September 11, 2020: Launching CONNECTS: Collaborating Network of Networks for Evaluating COVID-19 and Therapeutic Strategies (Gordon Bernard, MD; Sonia Thomas, DrPH)

Speakers

Gordon R. Bernard, MD
CONNECTS ACC Science Unit P
Professor of Medicine
Executive Vice President for Research
Senior Associate Dean for Clinical Science
Vanderbilt University Medical Center

Sonia Thomas, DrPH
CONNECTS ACC Principal Investigator
Senior Research Statistician
RTI International

Topic

Launching CONNECTS: Collaborating Network of Networks for Evaluating COVID-19 and Therapeutic Strategies

Keywords

COVID-19; CONNECTS; NHLBI; Collaborative research; Data sharing; Adaptive trials; Data standardization; ACTIV; Therapeutic agent prioritization

Key Points

  • The Collaborating Network of Networks for Evaluating COVID-19 and Therapeutic Strategies (CONNECTS) is a research partnership coordinated by the Research Triangle Institute, Vanderbilt University Medical Center, and the National Heart, Lung, and Blood Institute (NHLBI) of the NIH.
  • CONNECTS aims to build on existing clinical research networks to better understand the risk of severe illness from COVID-19 and to identify therapies that will slow or halt the disease progression and speed recovery.
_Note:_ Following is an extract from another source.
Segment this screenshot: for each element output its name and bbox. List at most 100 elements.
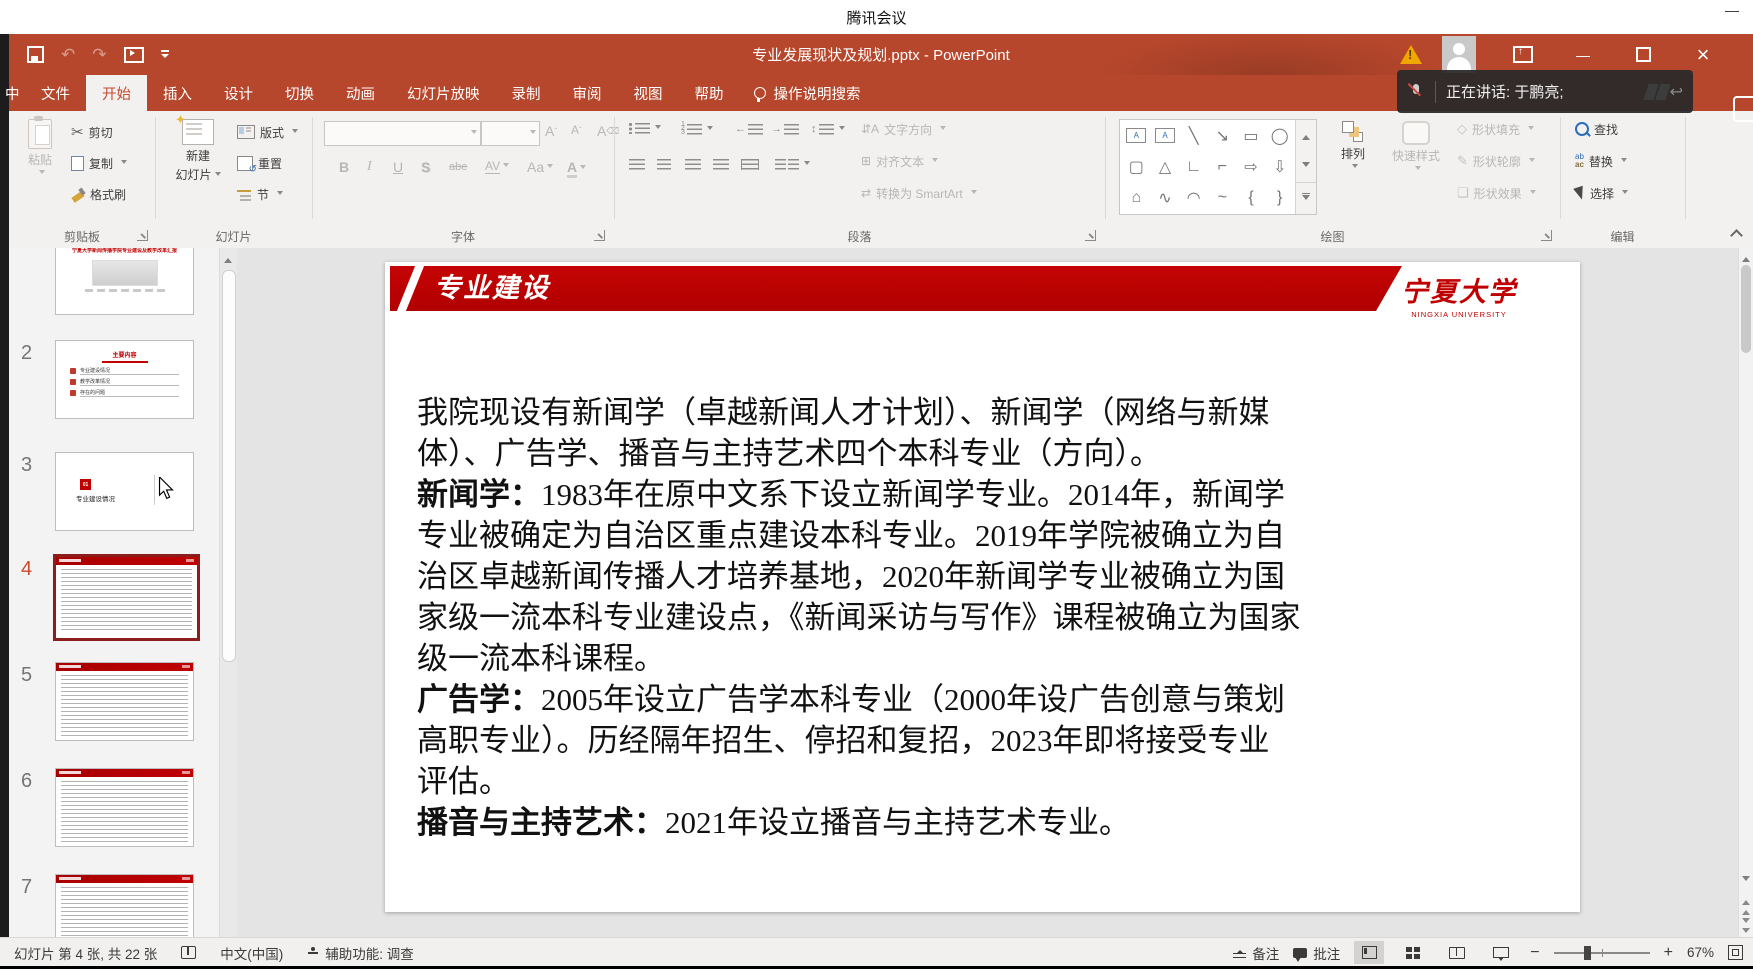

Studies will enroll participants with health conditions that are known to increase their risk for severe complications from COVID-19.
  • The immediate goal is to design and implement master protocol-driven adaptive clinical trials, including outpatient, inpatient, and recovering master protocols.
  • CONNECTS is part of a larger ecosystem in the Department of Health and Human Services that includes the FDA, CDC, BARDA, Operation Warp Speed, and NIH. More than 34 trial networks and 1,000 sites are participating in CONNECTS.

Discussion Themes

Are the CONNECTS resources, such as the common data elements manual, draft protocols, and case report forms, publicly available?

In your effort to reach underrepresented communities, have you considered collaborating with Historically Black Colleges and Universities (HBCUs), particularly those that conduct health research?

While COVID-19 is providing you with plenty to focus on, do you see the potential for sustainability of CONNECTS beyond this pandemic?